Assaad F, Cockburn W C
Bull World Health Organ. 1974;51(5):437-45.
In 1963 the World Health Organization established a system for the collection and distribution of information on viruses. By 1973 laboratories in 45 countries were participating in this scheme. The present study is an analysis of the reports on adenovirus, influenza viruses A, B, and C, parainfluenza virus, respiratory syncytial (RS) virus, rhinovirus, and Mycoplasma pneumoniae during 1967-73. In the northern hemisphere, from which over 95% of the reports were received, a clear pattern of the seasonal incidence of different respiratory tract infections emerged. Over 70% of the total number of reported adenovirus infections, over 80% of the parainfluenza virus infections, and over 90% of the RS virus infections were in children. M. pneumoniae infections were most frequently reported in adults. Influenza A virus infection was predominant in the adult population, with a high proportion in those aged 60 years and over.
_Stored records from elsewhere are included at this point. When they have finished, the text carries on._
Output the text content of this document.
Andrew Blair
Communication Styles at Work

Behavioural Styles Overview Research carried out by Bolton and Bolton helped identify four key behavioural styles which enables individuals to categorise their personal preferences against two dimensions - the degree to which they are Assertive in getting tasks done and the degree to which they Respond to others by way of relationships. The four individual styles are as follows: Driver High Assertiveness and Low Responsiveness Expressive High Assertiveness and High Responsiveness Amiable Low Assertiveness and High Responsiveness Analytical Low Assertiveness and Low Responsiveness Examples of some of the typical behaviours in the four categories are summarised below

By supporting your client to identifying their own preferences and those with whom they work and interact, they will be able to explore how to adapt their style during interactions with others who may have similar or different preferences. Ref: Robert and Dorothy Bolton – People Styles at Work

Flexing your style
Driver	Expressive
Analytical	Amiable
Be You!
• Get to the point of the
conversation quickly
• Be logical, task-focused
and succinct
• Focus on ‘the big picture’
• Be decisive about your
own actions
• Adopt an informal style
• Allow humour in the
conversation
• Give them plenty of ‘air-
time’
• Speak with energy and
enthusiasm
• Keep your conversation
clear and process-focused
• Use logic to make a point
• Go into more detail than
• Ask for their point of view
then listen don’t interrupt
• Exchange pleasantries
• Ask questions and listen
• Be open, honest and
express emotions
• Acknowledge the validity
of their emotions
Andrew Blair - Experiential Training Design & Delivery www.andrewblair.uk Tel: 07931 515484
Influenza B infections were reported equally in adults and children, but over one third were in children of school age. The proportion of lower respiratory infections to total respiratory infections varied from one virus to another, and ranged from less than half for adenovirus to over four fifths for mycoplasma infections. Nonlocalizing fever was usually the second principal clinical condition reported in association with respiratory viruses.
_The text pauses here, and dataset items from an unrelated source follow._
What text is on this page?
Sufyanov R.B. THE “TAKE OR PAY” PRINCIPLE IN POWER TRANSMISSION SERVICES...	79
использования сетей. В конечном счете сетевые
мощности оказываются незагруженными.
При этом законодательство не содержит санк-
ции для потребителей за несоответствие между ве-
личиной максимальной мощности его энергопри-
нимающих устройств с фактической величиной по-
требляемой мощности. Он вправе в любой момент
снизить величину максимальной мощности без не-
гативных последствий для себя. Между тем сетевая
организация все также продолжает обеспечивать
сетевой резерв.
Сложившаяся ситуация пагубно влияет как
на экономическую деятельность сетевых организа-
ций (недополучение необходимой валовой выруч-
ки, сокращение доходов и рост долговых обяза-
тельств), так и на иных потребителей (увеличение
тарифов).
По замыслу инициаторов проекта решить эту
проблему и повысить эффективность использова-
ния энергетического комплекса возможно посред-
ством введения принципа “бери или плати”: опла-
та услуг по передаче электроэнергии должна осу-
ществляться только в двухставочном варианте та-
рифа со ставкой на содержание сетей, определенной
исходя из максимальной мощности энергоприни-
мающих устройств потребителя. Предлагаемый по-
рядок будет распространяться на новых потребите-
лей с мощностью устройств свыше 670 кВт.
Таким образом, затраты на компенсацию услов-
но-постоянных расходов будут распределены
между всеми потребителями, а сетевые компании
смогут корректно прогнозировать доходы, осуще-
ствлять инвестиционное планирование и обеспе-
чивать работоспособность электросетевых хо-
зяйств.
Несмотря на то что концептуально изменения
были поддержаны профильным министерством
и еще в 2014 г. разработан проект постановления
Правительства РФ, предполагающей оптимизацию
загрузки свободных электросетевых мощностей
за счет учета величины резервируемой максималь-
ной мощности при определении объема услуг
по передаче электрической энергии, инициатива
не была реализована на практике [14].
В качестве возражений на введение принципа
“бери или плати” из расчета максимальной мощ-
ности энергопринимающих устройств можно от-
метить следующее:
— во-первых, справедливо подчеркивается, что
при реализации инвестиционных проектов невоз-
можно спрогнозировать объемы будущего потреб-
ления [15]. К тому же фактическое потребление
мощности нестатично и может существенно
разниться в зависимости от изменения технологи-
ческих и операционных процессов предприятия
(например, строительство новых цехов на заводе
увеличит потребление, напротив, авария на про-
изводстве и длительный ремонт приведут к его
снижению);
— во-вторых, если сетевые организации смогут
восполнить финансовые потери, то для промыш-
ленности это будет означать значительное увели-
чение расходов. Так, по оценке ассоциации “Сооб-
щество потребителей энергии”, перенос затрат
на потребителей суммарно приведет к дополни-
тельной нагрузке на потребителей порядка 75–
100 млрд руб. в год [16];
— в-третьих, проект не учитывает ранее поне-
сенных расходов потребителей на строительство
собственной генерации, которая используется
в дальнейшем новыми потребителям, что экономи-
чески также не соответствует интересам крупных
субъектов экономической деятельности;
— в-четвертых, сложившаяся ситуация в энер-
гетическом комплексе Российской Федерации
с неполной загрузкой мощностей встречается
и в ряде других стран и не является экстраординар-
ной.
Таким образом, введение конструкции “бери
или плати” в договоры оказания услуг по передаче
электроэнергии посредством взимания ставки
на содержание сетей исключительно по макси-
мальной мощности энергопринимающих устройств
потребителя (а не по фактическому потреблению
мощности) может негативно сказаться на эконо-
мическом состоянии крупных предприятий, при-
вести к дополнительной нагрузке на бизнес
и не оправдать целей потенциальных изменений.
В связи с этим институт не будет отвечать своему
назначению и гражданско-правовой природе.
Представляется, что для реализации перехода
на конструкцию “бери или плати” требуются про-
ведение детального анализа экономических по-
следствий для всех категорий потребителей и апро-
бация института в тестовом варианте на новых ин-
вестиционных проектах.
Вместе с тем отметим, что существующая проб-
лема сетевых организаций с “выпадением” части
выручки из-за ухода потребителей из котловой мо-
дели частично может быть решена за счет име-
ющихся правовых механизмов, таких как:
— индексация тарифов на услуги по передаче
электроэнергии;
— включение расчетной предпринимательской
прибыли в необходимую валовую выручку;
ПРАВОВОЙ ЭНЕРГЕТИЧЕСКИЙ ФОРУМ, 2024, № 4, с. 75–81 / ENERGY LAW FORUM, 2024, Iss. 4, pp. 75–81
1963年,世界卫生组织建立了一个病毒信息收集与分发系统。到1973年,45个国家的实验室参与了该计划。本研究分析了1967年至1973年期间关于腺病毒、甲型、乙型和丙型流感病毒、副流感病毒、呼吸道合胞(RS)病毒、鼻病毒和肺炎支原体的报告。在收到95%以上报告的北半球,不同呼吸道感染的季节性发病模式清晰显现。报告的腺病毒感染总数中,超过70%、副流感病毒感染中超过80%以及RS病毒感染中超过90%发生在儿童身上。肺炎支原体感染在成年人中报告最为频繁。甲型流感病毒感染在成年人群中占主导地位,60岁及以上人群中比例较高。乙型流感感染在成人和儿童中的报告数量相当,但超过三分之一发生在学龄儿童身上。下呼吸道感染占总呼吸道感染的比例因病毒而异,从腺病毒的不到一半到支原体感染的五分之四以上不等。非定位性发热通常是与呼吸道病毒相关报告的第二主要临床症状。